Mais avant tout cela, Noémi qui accueille sa belle-fille dans son pays d’origine a d’abord veillé au bien-être et à la félicité de celle qu’elle a accueillie chez elle. « Noémi sa belle-mère lui dit : “Ma fille, n’ai-je pas à chercher pour toi un état qui te rende heureuse ? ” » (Rt 3,1) Ce n’est qu’après cette attention portée à la femme immigrante qu’elle lui parlera des coutumes et mœurs de son pays d’accueil toujours, semble-t-il, dans le but de la guider dans sa quête du bonheur.
Ensuite, ce sera au tour de Boaz d’expliquer à Ruth « comment ça marche » le mariage d’une veuve en Judah (Rt 3,12). Le chapitre quatre du livre de Ruth nous indique comment on a réglé la question du rachat. « Ainsi en était-il autrefois en Israël, à propos du rachat et à propos de l’échange, pour enlever toute affaire : l’un ôtait sa sandale et la donnait à l’autre. Ainsi en était-il de l’attestation en Israël. Le racheteur dit donc à Boaz : « Acquiers pour toi ! » Et il ôta sa sandale. Alors Booz dit aux anciens et à tout le peuple : « Vous êtes témoins aujourd’hui que j’acquiers de la main de Noémi tout ce qui était à Elimélek et tout ce qui était à Kilyôn et Mahlôn, et que j’acquiers aussi pour moi comme femme Ruth la Moabite, la femme de Mahlôn, afin de relever le nom du défunt sur son patrimoine, pour que le nom du défunt ne soit effacé chez ses frères ni au tribunal de localité. Vous en êtes témoins aujourd’hui. » (Rt 4,7-10)

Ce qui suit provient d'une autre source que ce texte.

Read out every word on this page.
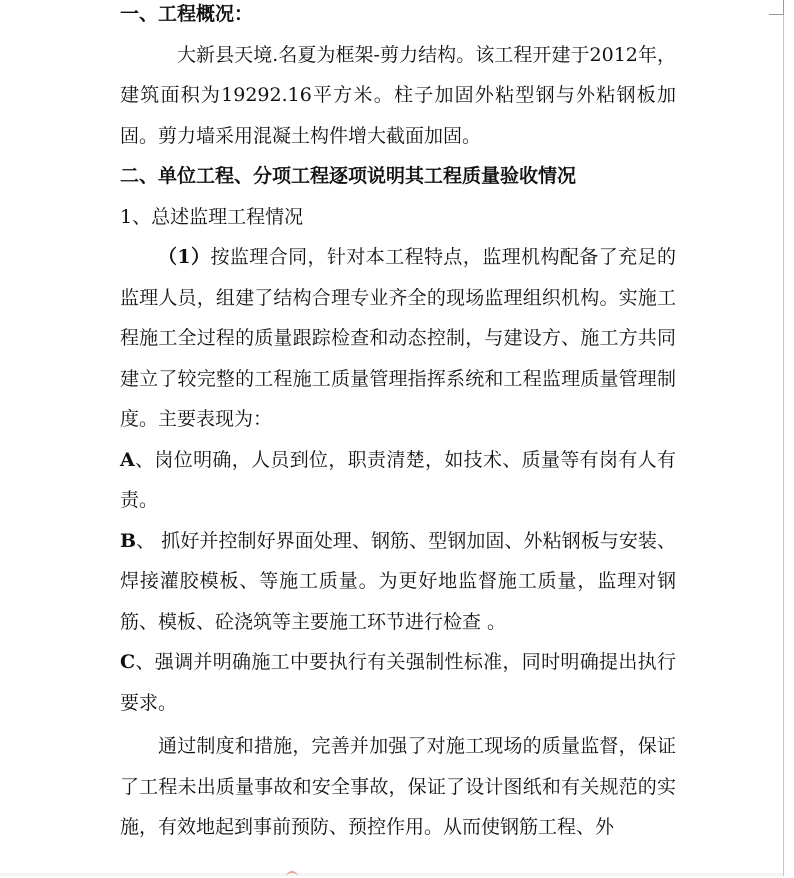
一、工程概况：

大新县天境.名夏为框架-剪力结构。该工程开建于2012年，建筑面积为19292.16平方米。柱子加固外粘型钢与外粘钢板加固。剪力墙采用混凝土构件增大截面加固。

二、单位工程、分项工程逐项说明其工程质量验收情况

1、总述监理工程情况

（1）按监理合同，针对本工程特点，监理机构配备了充足的监理人员，组建了结构合理专业齐全的现场监理组织机构。实施工程施工全过程的质量跟踪检查和动态控制，与建设方、施工方共同建立了较完整的工程施工质量管理指挥系统和工程监理质量管理制度。主要表现为：

A、岗位明确，人员到位，职责清楚，如技术、质量等有岗有人有责。

B、 抓好并控制好界面处理、钢筋、型钢加固、外粘钢板与安装、焊接灌胶模板、等施工质量。为更好地监督施工质量，监理对钢筋、模板、砼浇筑等主要施工环节进行检查 。

C、强调并明确施工中要执行有关强制性标准，同时明确提出执行要求。

通过制度和措施，完善并加强了对施工现场的质量监督，保证了工程未出质量事故和安全事故，保证了设计图纸和有关规范的实施，有效地起到事前预防、预控作用。从而使钢筋工程、外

Cette description de la façon de faire en Judah qui commence par « Ainsi en était-il autrefois en Israël » montre bien l’importance accordée à la bonne compréhension des mœurs de cette culture dans laquelle Ruth a décidé vivre. Il serait très certainement plus confortable de comprendre ces récits comme obéissant à des règles « patriarcalistes » voulant que Ruth s’est tout simplement soumise à la loi des hommes d’Israël. C’est probablement le contraire. Elle a décidé d’avoir de l’importance et de l’influence dans cette société, elle y est crédible, on la reconnait comme une femme de valeur. Rien ne nous indique que Ruth ait renoncé à sa culture : elle arrive avec son bagage et s’intègre à une culture. Tout porte croire qu’elle a su conserver de ses façons de faire, de sa culture car on la compare à Tamar la bru du père de la tribu qui a su imposer ses façons de faire pour permettre une descendance à son beau-père. Je vous laisse le soin de lire cette histoire que l’on retrouve en Genèse 38.

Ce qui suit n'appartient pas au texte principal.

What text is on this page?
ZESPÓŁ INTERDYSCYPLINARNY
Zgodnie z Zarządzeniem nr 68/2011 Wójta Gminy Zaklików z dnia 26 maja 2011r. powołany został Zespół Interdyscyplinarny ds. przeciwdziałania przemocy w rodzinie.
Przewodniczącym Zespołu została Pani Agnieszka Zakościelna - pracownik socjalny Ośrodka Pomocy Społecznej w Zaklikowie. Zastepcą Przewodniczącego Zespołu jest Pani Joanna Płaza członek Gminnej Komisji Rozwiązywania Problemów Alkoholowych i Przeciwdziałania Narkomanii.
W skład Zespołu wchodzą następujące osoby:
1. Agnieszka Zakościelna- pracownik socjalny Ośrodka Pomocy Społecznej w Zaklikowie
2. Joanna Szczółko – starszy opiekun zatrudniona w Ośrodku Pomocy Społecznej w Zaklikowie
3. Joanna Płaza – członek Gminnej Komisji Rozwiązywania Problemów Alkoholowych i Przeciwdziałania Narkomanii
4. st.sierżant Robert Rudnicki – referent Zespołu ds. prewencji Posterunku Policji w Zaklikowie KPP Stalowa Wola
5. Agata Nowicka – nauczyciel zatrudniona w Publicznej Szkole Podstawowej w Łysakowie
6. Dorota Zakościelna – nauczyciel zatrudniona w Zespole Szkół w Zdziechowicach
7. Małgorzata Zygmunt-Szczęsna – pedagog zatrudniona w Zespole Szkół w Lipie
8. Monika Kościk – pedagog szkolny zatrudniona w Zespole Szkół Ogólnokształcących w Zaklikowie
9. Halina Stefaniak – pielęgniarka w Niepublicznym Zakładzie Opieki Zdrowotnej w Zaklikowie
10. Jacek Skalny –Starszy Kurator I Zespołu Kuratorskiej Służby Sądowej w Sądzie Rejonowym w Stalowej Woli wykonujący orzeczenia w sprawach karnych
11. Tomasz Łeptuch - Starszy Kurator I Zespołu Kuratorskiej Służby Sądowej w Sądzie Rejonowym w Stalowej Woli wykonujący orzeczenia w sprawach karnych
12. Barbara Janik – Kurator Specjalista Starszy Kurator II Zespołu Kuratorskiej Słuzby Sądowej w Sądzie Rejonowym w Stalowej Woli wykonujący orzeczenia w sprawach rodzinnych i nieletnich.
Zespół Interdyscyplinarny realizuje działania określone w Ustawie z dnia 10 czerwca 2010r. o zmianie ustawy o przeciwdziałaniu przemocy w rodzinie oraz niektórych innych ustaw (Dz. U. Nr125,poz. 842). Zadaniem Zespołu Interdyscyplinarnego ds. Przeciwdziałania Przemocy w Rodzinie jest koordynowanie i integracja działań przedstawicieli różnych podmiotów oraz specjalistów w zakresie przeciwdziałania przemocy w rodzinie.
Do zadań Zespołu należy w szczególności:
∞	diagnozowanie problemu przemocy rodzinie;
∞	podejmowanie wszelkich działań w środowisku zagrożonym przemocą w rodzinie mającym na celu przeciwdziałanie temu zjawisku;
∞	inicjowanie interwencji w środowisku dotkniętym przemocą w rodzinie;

L’identité juive de David fruit d’un mariage interculturel
Ainsi Ruth la Moabite s’est mariée avec Boaz qui lui-même est descendant d’une mère cananéenne, Rahab. De ces mariages interculturels naitra, quelques générations plus tard, le roi David qui deviendra lors de l’exil du peuple d’Israël à Babylone un important symbole de leur identité nationale. Le Seigneur Dieu s’est servi de ces mariages interculturels pour accomplir sa promesse et envoyé le messie dans le monde. Comme quoi il ne faut jamais oublier que ce que nous sommes comme peuple est le fruit de rencontres culturelles qui ont enrichi ce que nous sommes.
Martin Bellerose est professeur à l’Institut d’étude et de recherche théologique en interculturalité, migration et mission.